# Afficher la musique ecouté, et msn



## redj12 (23 Mars 2010)

Bonjour,

Vous pensez peut être que je cherche comment afficher ce que j écoute dans msn mais non en fait, rien a voir.

http://merlino24.deviantart.com/art/Desktop-06-12-09-145880061

Sur ce screen, il y a la fenêtre noir de msn a gauche, j'aimerais avoir la même chose. 

Et puis en bas a gauche aussi, c'est affiché ce qu'il écoute avec itunes, j'aimerais l'avoir aussi 

Vous pouvez pas m'expliquer comment proceder pour avoir ces deux choses.

Merci d'avance.

Red


----------



## Anonyme (23 Mars 2010)

C'est Adium et Bowtie, par contre pour les thèmes demande à celui qui a posté le screen.


----------



## redj12 (23 Mars 2010)

Merci.

Avec un peu de recherche, j'ai même trouver le thème.
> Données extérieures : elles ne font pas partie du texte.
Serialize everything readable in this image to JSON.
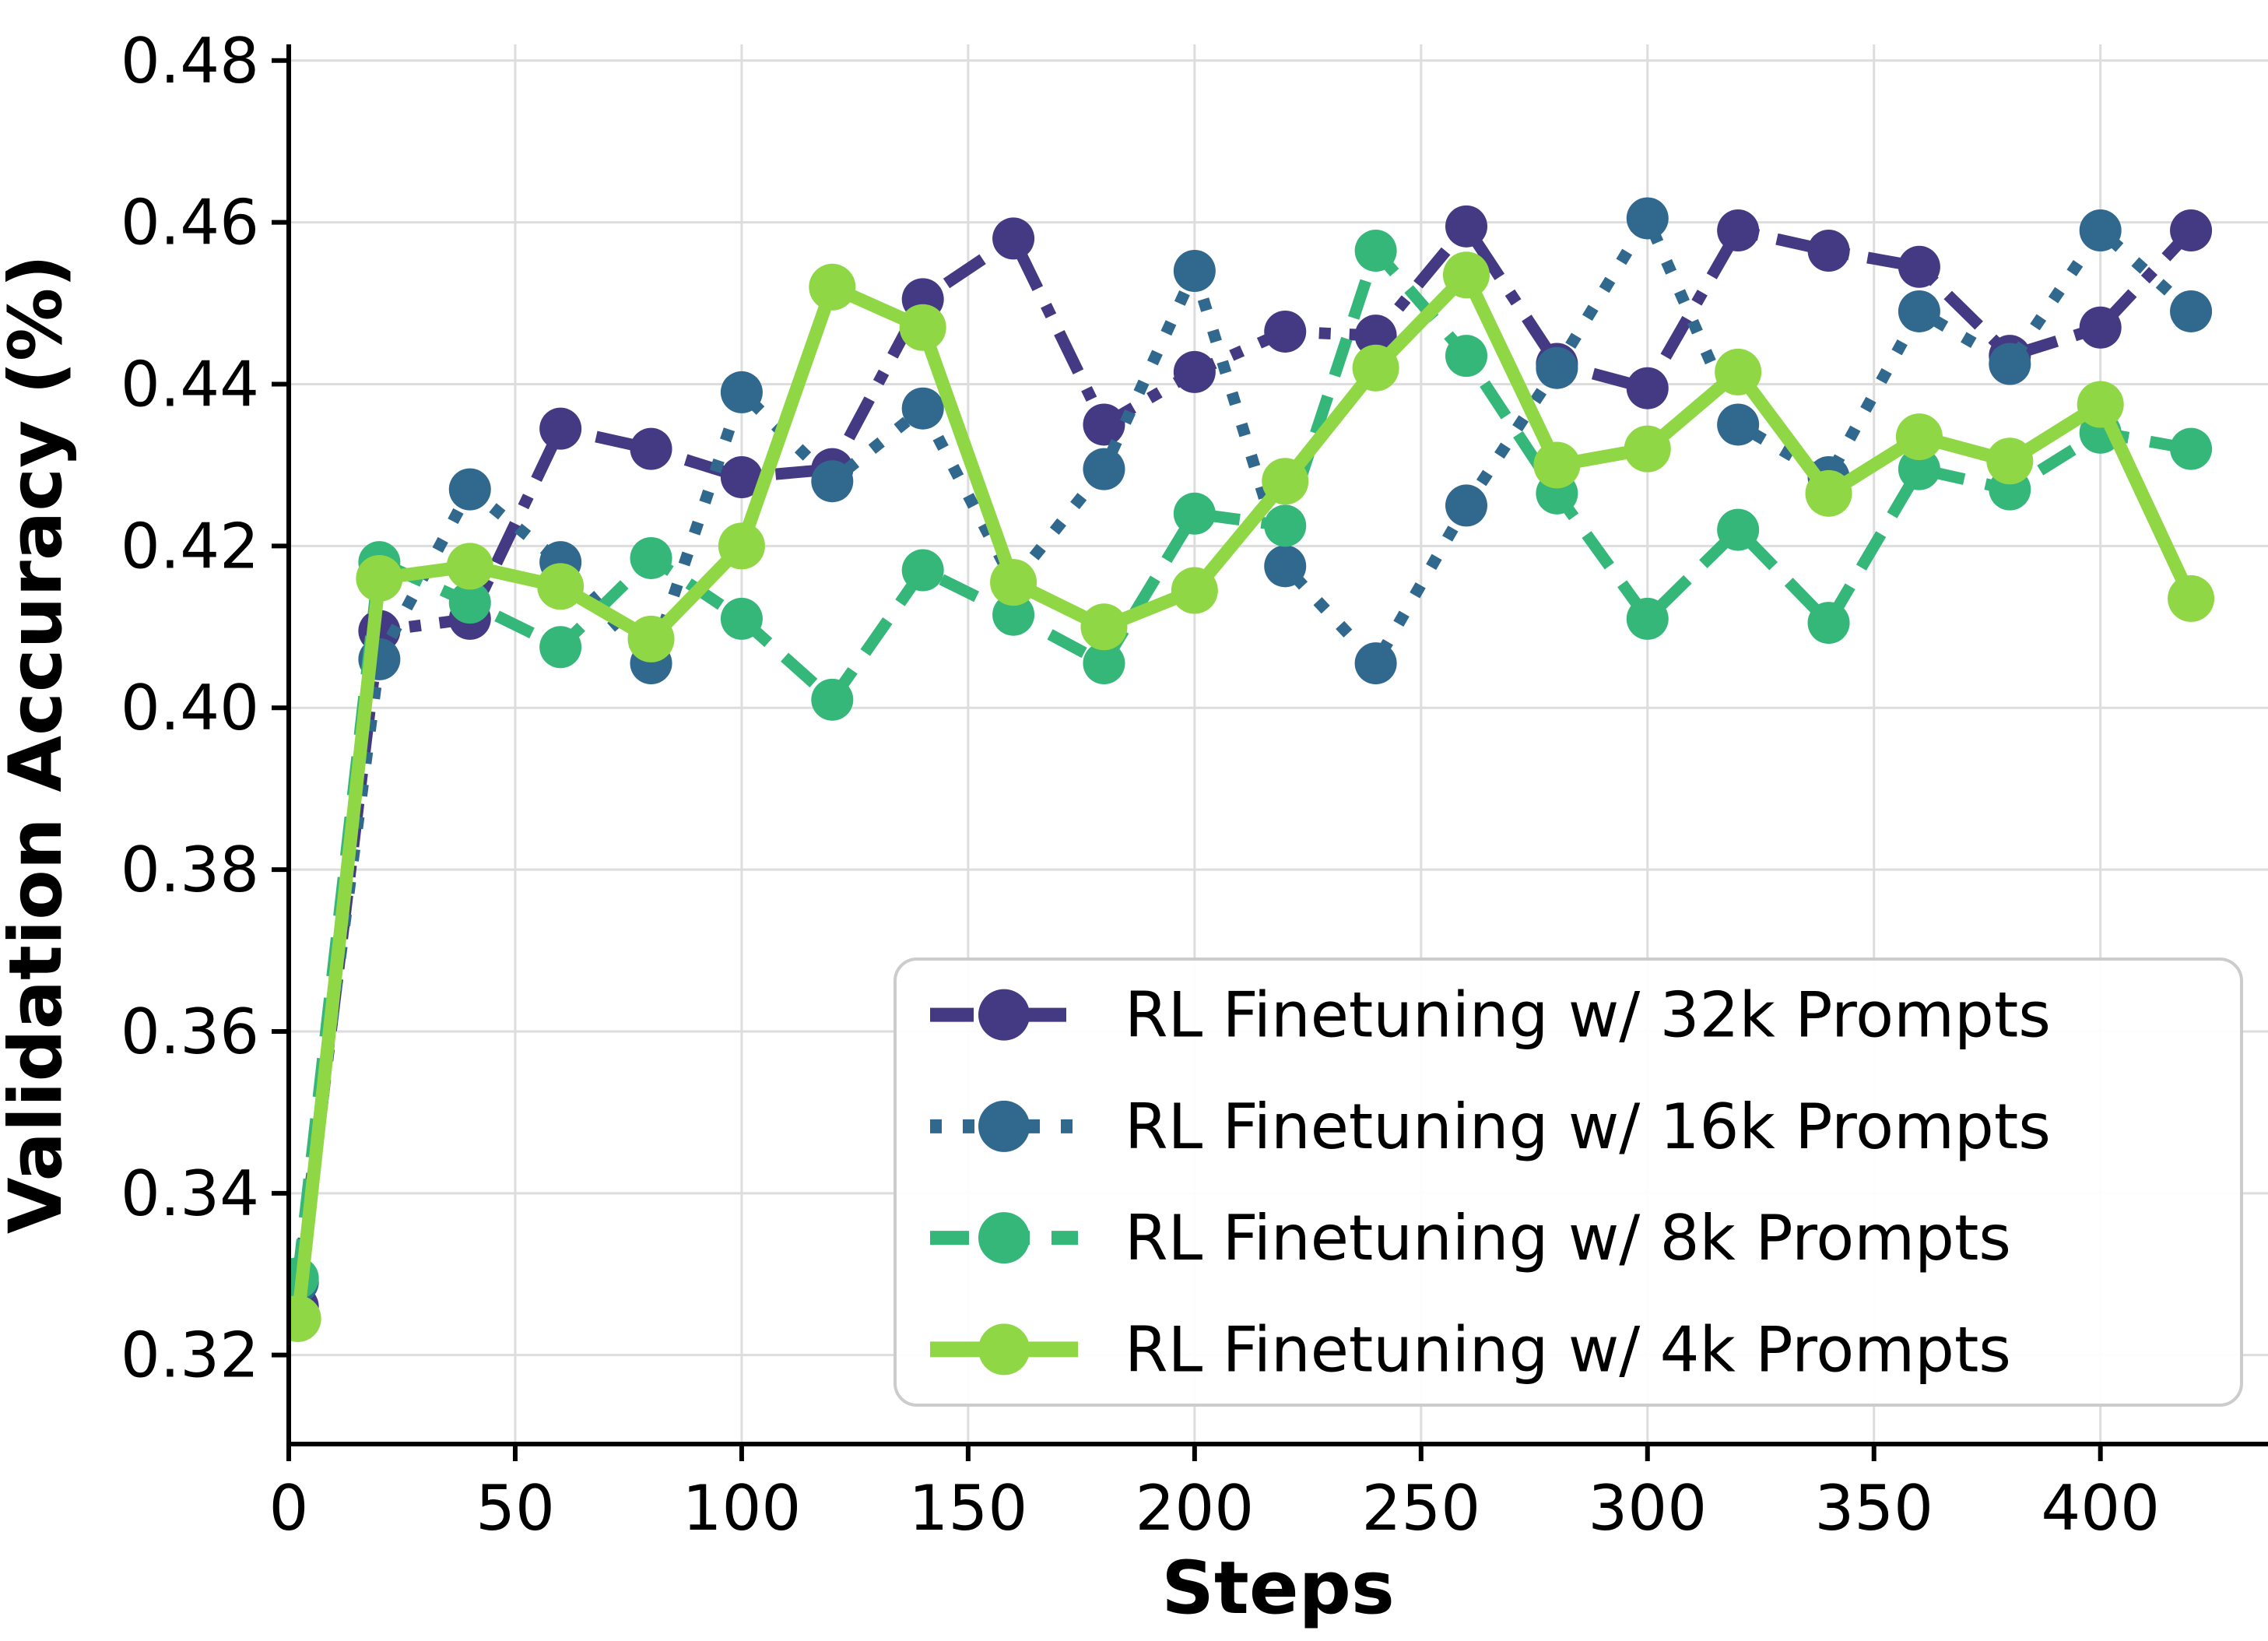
{
  "chart_data": {
    "type": "line",
    "title": "",
    "xlabel": "Steps",
    "ylabel": "Validation Accuracy (%)",
    "xlim": [
      0,
      437
    ],
    "ylim": [
      0.309,
      0.482
    ],
    "grid": true,
    "grid_color": "#dddddd",
    "background": "#ffffff",
    "legend_position": "lower right",
    "xtick_values": [
      0,
      50,
      100,
      150,
      200,
      250,
      300,
      350,
      400
    ],
    "xtick_labels": [
      "0",
      "50",
      "100",
      "150",
      "200",
      "250",
      "300",
      "350",
      "400"
    ],
    "ytick_values": [
      0.32,
      0.34,
      0.36,
      0.38,
      0.4,
      0.42,
      0.44,
      0.46,
      0.48
    ],
    "ytick_labels": [
      "0.32",
      "0.34",
      "0.36",
      "0.38",
      "0.40",
      "0.42",
      "0.44",
      "0.46",
      "0.48"
    ],
    "x": [
      2,
      20,
      40,
      60,
      80,
      100,
      120,
      140,
      160,
      180,
      200,
      220,
      240,
      260,
      280,
      300,
      320,
      340,
      360,
      380,
      400,
      420
    ],
    "series": [
      {
        "name": "RL Finetuning w/ 32k Prompts",
        "color": "#443983",
        "line_style": "dashdot",
        "values": [
          0.326,
          0.4095,
          0.411,
          0.4345,
          0.432,
          0.4285,
          0.4295,
          0.4505,
          0.458,
          0.435,
          0.4415,
          0.4465,
          0.446,
          0.4595,
          0.4425,
          0.4395,
          0.459,
          0.4565,
          0.4545,
          0.4435,
          0.447,
          0.459
        ]
      },
      {
        "name": "RL Finetuning w/ 16k Prompts",
        "color": "#31688e",
        "line_style": "dotted",
        "values": [
          0.329,
          0.406,
          0.427,
          0.418,
          0.4055,
          0.439,
          0.428,
          0.437,
          0.4155,
          0.4295,
          0.454,
          0.4175,
          0.4055,
          0.425,
          0.442,
          0.4605,
          0.435,
          0.4285,
          0.449,
          0.4425,
          0.459,
          0.449
        ]
      },
      {
        "name": "RL Finetuning w/ 8k Prompts",
        "color": "#35b779",
        "line_style": "dashed",
        "values": [
          0.3295,
          0.418,
          0.413,
          0.4075,
          0.4185,
          0.411,
          0.401,
          0.417,
          0.4115,
          0.4055,
          0.424,
          0.4225,
          0.4565,
          0.4435,
          0.4265,
          0.411,
          0.422,
          0.4105,
          0.4295,
          0.427,
          0.434,
          0.432
        ]
      },
      {
        "name": "RL Finetuning w/ 4k Prompts",
        "color": "#8fd744",
        "line_style": "solid",
        "values": [
          0.3245,
          0.416,
          0.4175,
          0.415,
          0.4085,
          0.42,
          0.452,
          0.447,
          0.4155,
          0.41,
          0.4145,
          0.428,
          0.442,
          0.4535,
          0.43,
          0.432,
          0.4415,
          0.4265,
          0.4335,
          0.4305,
          0.4375,
          0.4135
        ]
      }
    ]
  }
}
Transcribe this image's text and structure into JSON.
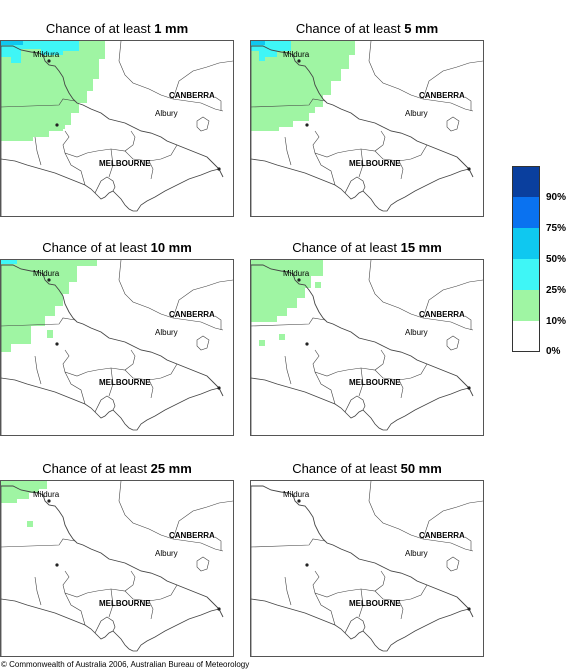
{
  "panels": [
    {
      "title_prefix": "Chance of at least ",
      "amount": "1 mm"
    },
    {
      "title_prefix": "Chance of at least ",
      "amount": "5 mm"
    },
    {
      "title_prefix": "Chance of at least ",
      "amount": "10 mm"
    },
    {
      "title_prefix": "Chance of at least ",
      "amount": "15 mm"
    },
    {
      "title_prefix": "Chance of at least ",
      "amount": "25 mm"
    },
    {
      "title_prefix": "Chance of at least ",
      "amount": "50 mm"
    }
  ],
  "places": {
    "mildura": "Mildura",
    "canberra": "CANBERRA",
    "albury": "Albury",
    "melbourne": "MELBOURNE"
  },
  "legend": {
    "labels": [
      "90%",
      "75%",
      "50%",
      "25%",
      "10%",
      "0%"
    ],
    "colors": [
      "#0a3f9e",
      "#0a72f0",
      "#0fc8f0",
      "#3ff6f6",
      "#9ff5a3",
      "#ffffff"
    ]
  },
  "footer": "© Commonwealth of Australia 2006, Australian Bureau of Meteorology"
}
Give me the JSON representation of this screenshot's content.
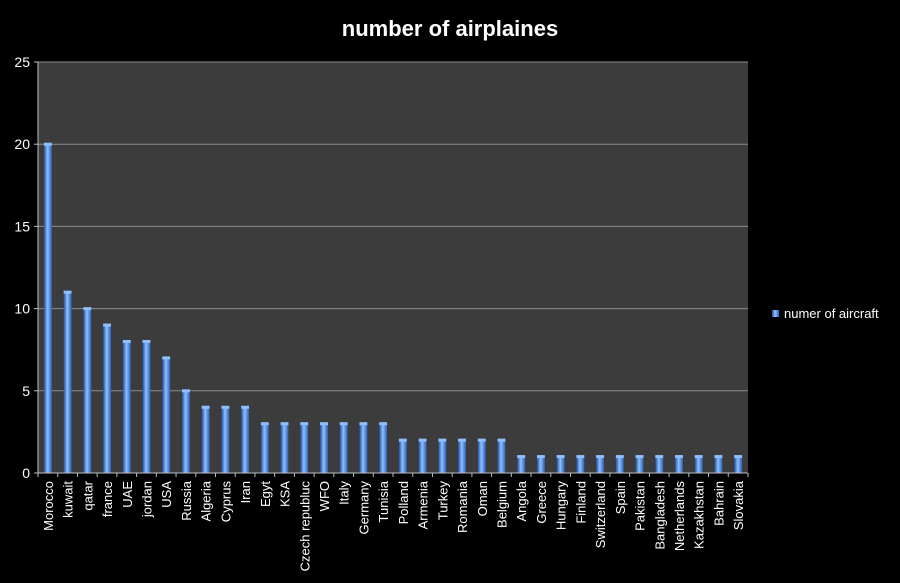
{
  "chart_data": {
    "type": "bar",
    "title": "number of airplaines",
    "xlabel": "",
    "ylabel": "",
    "ylim": [
      0,
      25
    ],
    "yticks": [
      0,
      5,
      10,
      15,
      20,
      25
    ],
    "grid": true,
    "legend_position": "right",
    "categories": [
      "Morocco",
      "kuwait",
      "qatar",
      "france",
      "UAE",
      "jordan",
      "USA",
      "Russia",
      "Algeria",
      "Cyprus",
      "Iran",
      "Egyt",
      "KSA",
      "Czech republuc",
      "WFO",
      "Italy",
      "Germany",
      "Tunisia",
      "Polland",
      "Armenia",
      "Turkey",
      "Romania",
      "Oman",
      "Belgium",
      "Angola",
      "Greece",
      "Hungary",
      "Finland",
      "Switzerland",
      "Spain",
      "Pakistan",
      "Bangladesh",
      "Netherlands",
      "Kazakhstan",
      "Bahrain",
      "Slovakia"
    ],
    "series": [
      {
        "name": "numer of aircraft",
        "color": "#4f8fe6",
        "values": [
          20,
          11,
          10,
          9,
          8,
          8,
          7,
          5,
          4,
          4,
          4,
          3,
          3,
          3,
          3,
          3,
          3,
          3,
          2,
          2,
          2,
          2,
          2,
          2,
          1,
          1,
          1,
          1,
          1,
          1,
          1,
          1,
          1,
          1,
          1,
          1
        ]
      }
    ],
    "colors": {
      "page_background": "#000000",
      "plot_background": "#3c3c3c",
      "gridline": "#8c8c8c",
      "text": "#ffffff",
      "bar_light": "#8ec0ff",
      "bar_dark": "#1e4f9e"
    }
  }
}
Par contre, pour afficher le morceau écouté, tu sais pas?

Merci encore


----------



## Aescleah (23 Mars 2010)

Comme C0rentin l'a indiqué, tu utilises Bowtie, et en principe, il affichera automatiquement à l'écran le morceau que tu écoutes (via iTunes).


----------



## redj12 (23 Mars 2010)

ah  

Je me suis dit, soit j'utilise adium, soit Bowtie pour avoir les contact comme sur le screen. J'ai cru qu'il n'avais pas donné de reponse pour itunes. 

Merci beaucoup les gars


----------



## Anonyme (24 Mars 2010)

C'est ma faute, j'aurai du préciser que ce sont deux applications distinctes .


----------